Datum uitspraak: 13 juli 2005

AFDELING
BESTUURSRECHTSPRAAK

Uitspraak op het hoger beroep van:

[appellant], allen wonend te [woonplaats],

tegen de uitspraak in zaak no. AWB 04/400 BESLU STRA van de rechtbank Groningen van 17 januari 2005 in het geding tussen:

appellanten

en

het college van burgemeester en wethouders van Groningen.

1. Procesverloop

Bij besluit van 11 februari 2003 heeft het college van burgemeester en wethouders van Groningen (hierna: het college) aan K.A.V. Autoverhuur (hierna te noemen: K.A.V.-verhuur) vergunning verleend, onder voorwaarden, om van de uitrit(ten), aangelegd voor het perceel Skagerrak 6 ter plaatse, gebruik te maken ten behoeve van het in- en uitrijden naar en van dat perceel.

Bij besluit van 12 maart 2004 heeft het college het daartegen door appellanten gemaakte bezwaar niet-ontvankelijk verklaard.

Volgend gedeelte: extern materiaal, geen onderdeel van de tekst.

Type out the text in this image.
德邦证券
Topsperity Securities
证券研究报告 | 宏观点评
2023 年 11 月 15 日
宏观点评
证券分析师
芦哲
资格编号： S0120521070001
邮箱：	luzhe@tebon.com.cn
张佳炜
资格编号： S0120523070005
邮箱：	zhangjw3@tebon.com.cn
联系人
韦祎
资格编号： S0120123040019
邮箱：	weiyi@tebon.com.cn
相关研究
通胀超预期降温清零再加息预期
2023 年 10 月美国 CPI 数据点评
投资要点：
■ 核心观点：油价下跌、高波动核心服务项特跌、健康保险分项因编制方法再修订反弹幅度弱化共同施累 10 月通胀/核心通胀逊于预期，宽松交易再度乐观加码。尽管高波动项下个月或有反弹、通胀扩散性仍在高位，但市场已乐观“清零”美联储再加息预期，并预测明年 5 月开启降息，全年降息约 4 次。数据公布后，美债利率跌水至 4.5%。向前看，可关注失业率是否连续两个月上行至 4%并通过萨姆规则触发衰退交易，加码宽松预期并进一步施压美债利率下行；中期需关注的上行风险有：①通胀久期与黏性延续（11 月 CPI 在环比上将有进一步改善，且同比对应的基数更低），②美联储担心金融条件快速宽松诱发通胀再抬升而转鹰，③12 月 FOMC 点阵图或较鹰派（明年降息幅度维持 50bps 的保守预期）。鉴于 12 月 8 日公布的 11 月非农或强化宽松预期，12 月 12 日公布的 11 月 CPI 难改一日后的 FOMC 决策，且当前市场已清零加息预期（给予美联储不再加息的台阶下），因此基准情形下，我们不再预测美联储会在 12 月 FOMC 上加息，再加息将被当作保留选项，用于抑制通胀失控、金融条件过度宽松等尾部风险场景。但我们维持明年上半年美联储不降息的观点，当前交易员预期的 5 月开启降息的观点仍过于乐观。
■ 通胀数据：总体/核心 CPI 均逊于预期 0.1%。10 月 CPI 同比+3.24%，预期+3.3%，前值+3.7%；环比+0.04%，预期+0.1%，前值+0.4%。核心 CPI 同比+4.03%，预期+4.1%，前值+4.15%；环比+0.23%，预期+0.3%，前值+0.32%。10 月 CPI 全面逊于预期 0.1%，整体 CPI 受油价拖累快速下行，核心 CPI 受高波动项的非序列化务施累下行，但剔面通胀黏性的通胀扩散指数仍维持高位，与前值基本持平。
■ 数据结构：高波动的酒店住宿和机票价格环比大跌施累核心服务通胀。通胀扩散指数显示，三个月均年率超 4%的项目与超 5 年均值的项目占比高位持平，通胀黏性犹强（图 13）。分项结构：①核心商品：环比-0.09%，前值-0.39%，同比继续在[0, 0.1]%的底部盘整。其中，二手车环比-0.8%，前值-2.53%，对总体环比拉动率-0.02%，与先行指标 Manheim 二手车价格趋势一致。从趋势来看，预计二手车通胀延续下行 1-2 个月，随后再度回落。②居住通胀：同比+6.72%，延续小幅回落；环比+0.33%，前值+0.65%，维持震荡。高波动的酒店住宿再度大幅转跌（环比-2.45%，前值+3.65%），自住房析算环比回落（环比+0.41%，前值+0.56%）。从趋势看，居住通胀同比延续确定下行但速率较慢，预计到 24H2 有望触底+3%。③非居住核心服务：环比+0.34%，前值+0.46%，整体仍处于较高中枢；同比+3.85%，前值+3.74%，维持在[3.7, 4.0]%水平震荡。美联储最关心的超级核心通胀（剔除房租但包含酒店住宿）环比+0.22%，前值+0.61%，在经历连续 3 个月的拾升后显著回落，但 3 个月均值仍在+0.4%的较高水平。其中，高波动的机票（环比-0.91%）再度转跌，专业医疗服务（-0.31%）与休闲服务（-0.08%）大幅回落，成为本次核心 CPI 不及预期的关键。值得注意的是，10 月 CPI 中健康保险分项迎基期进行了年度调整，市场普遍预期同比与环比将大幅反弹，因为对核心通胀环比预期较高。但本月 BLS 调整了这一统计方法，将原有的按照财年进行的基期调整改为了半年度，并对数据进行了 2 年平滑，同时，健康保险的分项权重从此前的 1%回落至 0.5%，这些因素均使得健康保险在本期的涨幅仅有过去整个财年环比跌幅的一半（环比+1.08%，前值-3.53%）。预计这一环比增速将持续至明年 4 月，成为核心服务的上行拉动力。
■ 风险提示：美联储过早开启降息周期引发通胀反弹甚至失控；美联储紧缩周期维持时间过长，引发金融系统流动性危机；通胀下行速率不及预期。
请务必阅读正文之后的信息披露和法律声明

Bij uitspraak van 17 januari 2005, verzonden op 19 januari 2005, heeft de rechtbank Groningen (hierna: de rechtbank) het daartegen door appellanten ingestelde beroep ongegrond verklaard. Deze uitspraak is aangehecht.

Tegen deze uitspraak hebben appellanten bij brief van 15 februari 2005, bij de Raad van State ingekomen op 18 februari 2005, hoger beroep ingesteld. Deze brief is aangehecht.

Bij brief van 7 april 2005 heeft het college van antwoord gediend.

De zaak is door een meervoudige kamer van de Afdeling verwezen naar een enkelvoudige.

De Afdeling heeft de zaak ter zitting behandeld op 30 juni 2005, waar appellanten en het college met bericht van kennisgeving niet zijn verschenen.

2. Overwegingen

2.1. Ingevolge artikel 6:11 van de Algemene wet bestuursrecht (hierna: Awb) blijft ten aanzien van een na afloop van de termijn ingediend bezwaarschrift niet-ontvankelijkverklaring op grond daarvan achterwege indien redelijkerwijs niet kan worden geoordeeld dat de indiener in verzuim is geweest.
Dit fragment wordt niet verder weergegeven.